If we introduce your rule, that's the same as saying "this code is 
so awful, that we have to ban it... but only *sometimes*, when the 
lengths happen to be equal, the rest of the time it's fine".

Are you okay with saying that? (Not a rhetorical question, and you are 
allowed to say "Yes".)

So which is worse?

- most of the time the code works fine, but sometimes it fails, 
  raising an exception and leaving the file in a half-written state; or

- the code always works fine, except that sometimes a duplicate key
  over-writes the previous value, which I may not even care about.

I don't know which is worse. If there is no clear answer that is 
obviously right, then the status quo wins, even if the status quo is 
less than perfect.

Even if the status quo is *awful*, it may be that all the alternatives 
are just as bad.

I think a compile-time check is just enough to give people a false sense 
of security, and so is *worse* than what we have now. And I'm right on 
the fence regarding a run-time check. 

So to me, my judgement is: with no clear winner, the status quo stays.


> > What counts as "duplicate keys"?  I presume that you mean that two keys
> > count as duplicate if they hash to the same value, and are equal. But
> > you keep mentioning "literals" -- does this mean you care more about
> > whether they look the same rather than are the same?
> 
> Correct.  The errors that I am guessing matter the most are those for
> which folks copy-paste a key-value pair, where the key is a literal
> string, intending to change the key, and then forget to change it.

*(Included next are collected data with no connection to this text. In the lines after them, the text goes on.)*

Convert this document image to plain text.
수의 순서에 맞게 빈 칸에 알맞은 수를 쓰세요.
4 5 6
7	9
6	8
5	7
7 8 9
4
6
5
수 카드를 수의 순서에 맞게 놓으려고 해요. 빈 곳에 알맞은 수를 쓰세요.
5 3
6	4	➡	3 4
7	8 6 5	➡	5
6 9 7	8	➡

With respect, I think that is a harmful position to take. That leaves 
the job half-done: the constructor will complain about *some* 
duplicates, but not all, and worse, which ones it detects may depend on 
the implementation you happen to be using!

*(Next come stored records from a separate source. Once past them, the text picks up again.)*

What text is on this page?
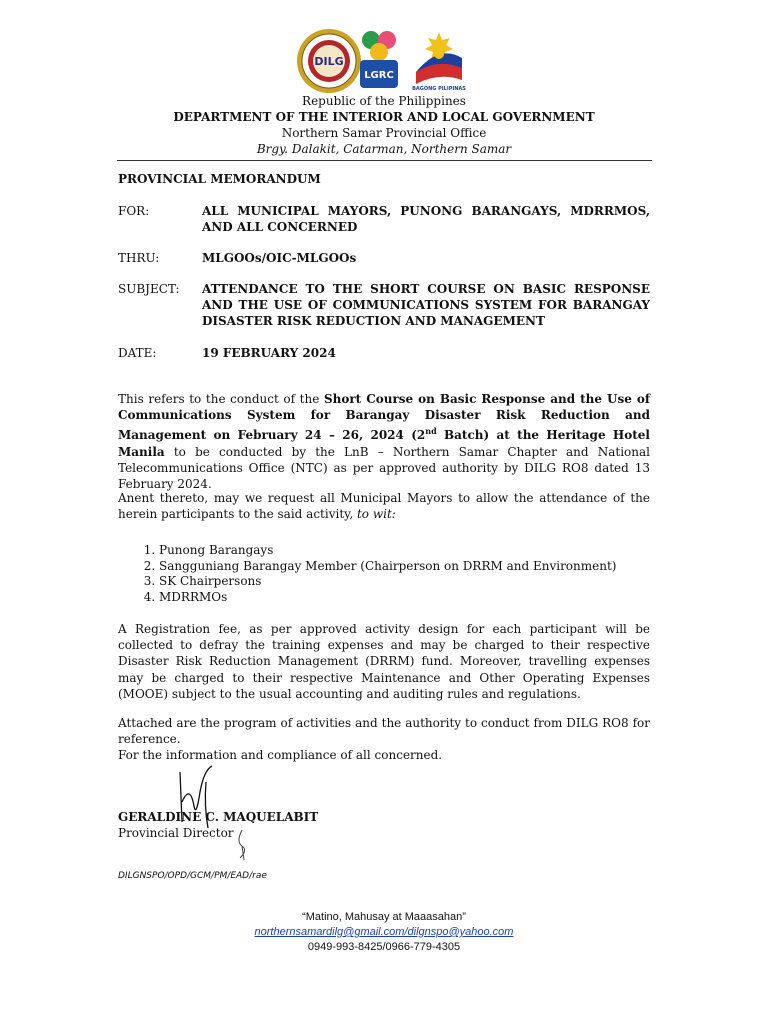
DILG
LGRC
BAGONG PILIPINAS
Republic of the Philippines
DEPARTMENT OF THE INTERIOR AND LOCAL GOVERNMENT
Northern Samar Provincial Office
Brgy. Dalakit, Catarman, Northern Samar
PROVINCIAL MEMORANDUM
FOR:	ALL MUNICIPAL MAYORS, PUNONG BARANGAYS, MDRRMOS, AND ALL CONCERNED
THRU:	MLGOOs/OIC-MLGOOs
SUBJECT:	ATTENDANCE TO THE SHORT COURSE ON BASIC RESPONSE AND THE USE OF COMMUNICATIONS SYSTEM FOR BARANGAY DISASTER RISK REDUCTION AND MANAGEMENT
DATE:	19 FEBRUARY 2024
This refers to the conduct of the Short Course on Basic Response and the Use of Communications System for Barangay Disaster Risk Reduction and Management on February 24 – 26, 2024 (2nd Batch) at the Heritage Hotel Manila to be conducted by the LnB – Northern Samar Chapter and National Telecommunications Office (NTC) as per approved authority by DILG RO8 dated 13 February 2024.
Anent thereto, may we request all Municipal Mayors to allow the attendance of the herein participants to the said activity, to wit:
1. Punong Barangays
2. Sangguniang Barangay Member (Chairperson on DRRM and Environment)
3. SK Chairpersons
4. MDRRMOs
A Registration fee, as per approved activity design for each participant will be collected to defray the training expenses and may be charged to their respective Disaster Risk Reduction Management (DRRM) fund. Moreover, travelling expenses may be charged to their respective Maintenance and Other Operating Expenses (MOOE) subject to the usual accounting and auditing rules and regulations.
Attached are the program of activities and the authority to conduct from DILG RO8 for reference.
For the information and compliance of all concerned.
GERALDINE C. MAQUELABIT
Provincial Director
DILGNSPO/OPD/GCM/PM/EAD/rae
“Matino, Mahusay at Maaasahan”
northernsamardilg@gmail.com/dilgnspo@yahoo.com
0949-993-8425/0966-779-4305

If it is worth complaining about

    {0: None, 0: None}

then it must also be worth complaining about:

    {0: None, 0.0: None, int(): None, 1-1: None, len(""): None}

etc. Otherwise, I guarantee that somebody will be pulling their hair 
out as to why Python only sometimes detects duplicate keys. Better to 
never detect them at all (so you know you have to test for duplicates 
yourself) than to give a false sense of security.